Par acte de commissaire de justice du 28 février 2024, la bailleresse a fait délivrer à la locataire un commandement de payer la somme principale de 999,88 euros au titre de l’arriéré locatif dans un délai de deux mois, en visant une clause résolutoire.
La commission de coordination des actions de prévention des expulsions locatives a été informée de la situation de Mme [H] [M] le 29 février 2024.
Par assignation du 28 mai 2024, la RIVP a saisi le juge des contentieux de la protection du tribunal judiciaire de Paris en référé pour faire constater l’acquisition de la clause résolutoire, ordonner l’expulsion de Mme [H] [M], et la condamner par provision au paiement des sommes suivantes :
— une indemnité mensuelle d’occupation d’un montant égal à celui du loyer majoré des taxes et charges, à compter de la résiliation du bail et jusqu’à libération des lieux,
-1530,42 euros au titre de l’arriéré locatif arrêté au 2 mai 2024, avec intérêts au taux légal sur la somme de 999,88 euros à compter du commandement de payer et de l’audience pour le surplus,
-800 euros sur le fondement de l’article 700 du code de procédure civile, outre les entiers dépens.
L’assignation a été notifiée au représentant de l’État dans le département le 3 juin 2024, et un diagnostic social et financier a été réalisé. Ses conclusions ont été reçues au greffe avant l’audience, à laquelle il en a été donné lecture.
L’affaire a été appelée à l’audience du 22 octobre 2024.
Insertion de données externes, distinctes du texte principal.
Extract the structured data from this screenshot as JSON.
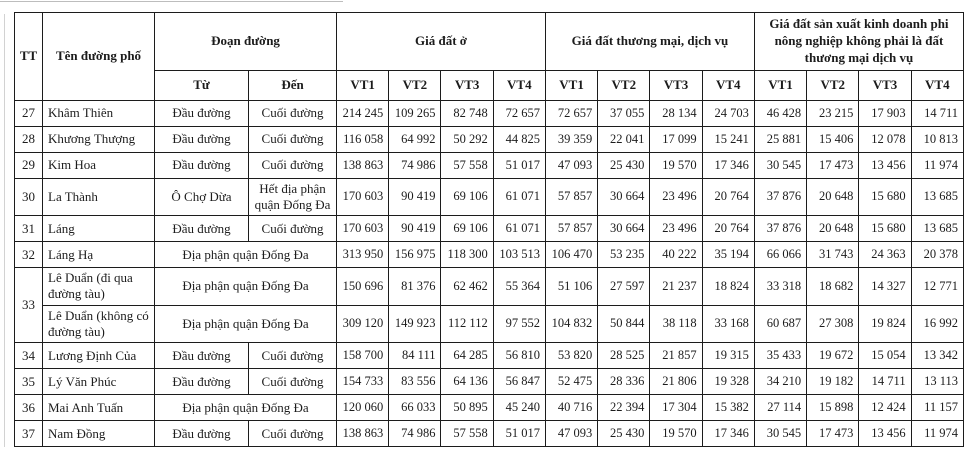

PRÉTENTIONS ET MOYENS DES PARTIES
A cette audience, la RIVP maintient l’intégralité de ses demandes, et précise que la dette locative, actualisée au 21 octobre 2024, s’élève à 903,97 euros. La bailleresse indique être d’accord avec le plan d’apurement suspensif des effets de la clause résolutoire sollicité par la défenderesse, considérant qu’il y a eu reprise du paiement intégral du loyer courant avant l’audience, au sens de l’article 24 de la loi du 6 juillet 1989. Elle ajoute qu’une demande d’aide a été formée auprès du FSL.
Mme [H] [M], comparante en personne, demande son maintien dans les lieux, moyennant le versement d’une mensualité d’apurement de 70 euros pendant 13 mois.
Il n’a pas été fait état de l’existence d’une procédure de traitement du surendettement au sens du livre VII du code de la consommation.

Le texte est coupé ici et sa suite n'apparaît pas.